Recorridos por colonias, supervisión de obras, reuniones con vecinos, transmisiones en vivo y publicaciones perfectamente editadas forman parte del día a día de algunos funcionarios. Informar sobre el trabajo institucional no solo es válido, es una obligación. Lo que empieza a llamar la atención es cuando el cargo pasa a segundo plano y el protagonista termina siendo siempre la misma persona.
Así ha cambiado la política. Antes las campañas comenzaban con bardas pintadas, lonas y brigadas tocando puertas. Hoy empiezan con algoritmos, historias de Facebook, transmisiones en vivo y estrategias digitales.
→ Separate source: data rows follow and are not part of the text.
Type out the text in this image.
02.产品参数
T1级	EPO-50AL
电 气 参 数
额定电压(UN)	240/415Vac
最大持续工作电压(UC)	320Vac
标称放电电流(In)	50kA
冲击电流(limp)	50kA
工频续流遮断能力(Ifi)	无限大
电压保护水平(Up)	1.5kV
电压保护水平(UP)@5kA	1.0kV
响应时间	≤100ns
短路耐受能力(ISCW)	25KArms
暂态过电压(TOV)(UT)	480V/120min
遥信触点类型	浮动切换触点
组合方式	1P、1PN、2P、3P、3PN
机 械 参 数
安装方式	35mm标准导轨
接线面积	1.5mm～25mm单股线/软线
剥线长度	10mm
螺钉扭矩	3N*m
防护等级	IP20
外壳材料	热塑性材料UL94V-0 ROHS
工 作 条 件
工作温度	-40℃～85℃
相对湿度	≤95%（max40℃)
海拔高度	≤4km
El territorio ya no solo se recorre; también se conquista desde la pantalla de un teléfono celular.
Por si quedaban dudas, las primeras encuestas rumbo al 2027 ya comenzaron a circular. Más que definir quién ganará una elección que todavía está lejos, empiezan a instalar nombres, medir niveles de conocimiento y abrir conversaciones. En política, aparecer en una encuesta no convierte a nadie en candidato, pero sí lo coloca en el radar ciudadano.
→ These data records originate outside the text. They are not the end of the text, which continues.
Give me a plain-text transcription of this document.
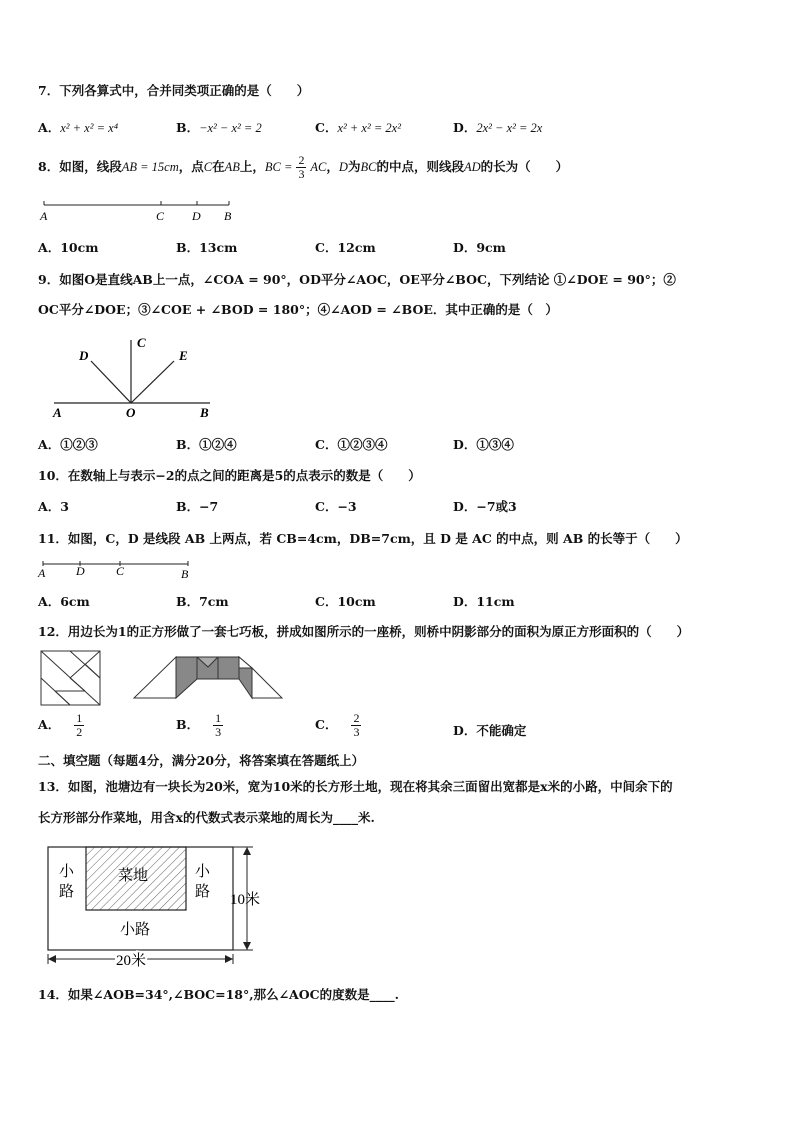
7．下列各算式中，合并同类项正确的是（　　）
A．x² + x² = x⁴	B．−x² − x² = 2	C．x² + x² = 2x²	D．2x² − x² = 2x
8．如图，线段AB = 15cm，点C在AB上，BC = $\frac{2}{3}$ AC，D为BC的中点，则线段AD的长为（　　）
A	C D B
A．10cm	B．13cm	C．12cm	D．9cm
9．如图O是直线AB上一点，∠COA = 90°，OD平分∠AOC，OE平分∠BOC，下列结论 ①∠DOE = 90°；②
OC平分∠DOE；③∠COE + ∠BOD = 180°；④∠AOD = ∠BOE．其中正确的是（　）
D
C
E
A	O	B
A．①②③	B．①②④	C．①②③④	D．①③④
10．在数轴上与表示−2的点之间的距离是5的点表示的数是（　　）
A．3	B．−7	C．−3	D．−7或3
11．如图，C，D 是线段 AB 上两点，若 CB=4cm，DB=7cm，且 D 是 AC 的中点，则 AB 的长等于（　　）
A	D	C	B
A．6cm	B．7cm	C．10cm	D．11cm
12．用边长为1的正方形做了一套七巧板，拼成如图所示的一座桥，则桥中阴影部分的面积为原正方形面积的（　　）
A． $\frac{1}{2}$	B． $\frac{1}{3}$	C． $\frac{2}{3}$	D．不能确定
二、填空题（每题4分，满分20分，将答案填在答题纸上）
13．如图，池塘边有一块长为20米，宽为10米的长方形土地，现在将其余三面留出宽都是x米的小路，中间余下的
长方形部分作菜地，用含x的代数式表示菜地的周长为____米.
菜地
小
路
小
路
小路
10米
20米
14．如果∠AOB=34°,∠BOC=18°,那么∠AOC的度数是____.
Y difícilmente puede considerarse una casualidad.
Morena gobierna Reynosa, gobierna Tamaulipas y gobierna el país. La verdadera competencia, al menos por ahora, no parece estar entre partidos políticos, sino dentro del propio partido en el poder. Ahí es donde comienza la carrera por el posicionamiento, la visibilidad y el reconocimiento ciudadano. Quien aspire a gobernar Reynosa sabe que primero deberá ganar una contienda interna antes de pensar en la elección constitucional.
Las encuestas, además, dejaron de ser únicamente instrumentos para medir preferencias. Hoy también sirven para instalar temas, proyectar perfiles y abrir la conversación pública. Quien aparece en ellas gana visibilidad; quien no aparece, simplemente queda fuera del radar. Esa también es una forma de hacer política.
Por eso resulta inevitable preguntarse dónde termina la comunicación institucional y dónde comienza la construcción de un proyecto político. Es una línea muy delgada que cada vez parece más difícil distinguir.
Mientras tanto, existe una Reynosa muy distinta a la que aparece todos los días en las redes sociales.
Es la Reynosa de las colonias que pasan días enteros sin agua potable. La de los drenajes colapsados que inundan calles y hogares. La de vialidades destrozadas que parecen no tener fecha de reparación. La de un transporte público que sigue sin responder a las necesidades de miles de trabajadores y estudiantes. La de la inseguridad que continúa siendo una preocupación permanente para muchas familias. Y la del abandono que los ciudadanos siguen denunciando una y otra vez.
Esa ciudad difícilmente cabe en un video de treinta segundos.
Porque ninguna encuesta llena un tinaco.
Ninguna transmisión en vivo repara un drenaje.
Ningún video tapa un bache.
Ningún algoritmo mejora el transporte público.
Y ningún “me gusta” devuelve la tranquilidad a una colonia.
La política siempre encontrará la forma de adelantarse. Es parte de su naturaleza. Las redes sociales podrán construir imagen y las encuestas instalar nombres. Pero la ciudadanía termina votando con la memoria.
Y la memoria no se construye con publicaciones diarias.
Se construye con agua en la llave, calles transitables, transporte público digno, colonias atendidas, seguridad y resultados.
Porque al final, los ciudadanos pueden olvidar una encuesta. Lo que nunca olvidan es quién gobernó mientras Reynosa seguía esperando soluciones.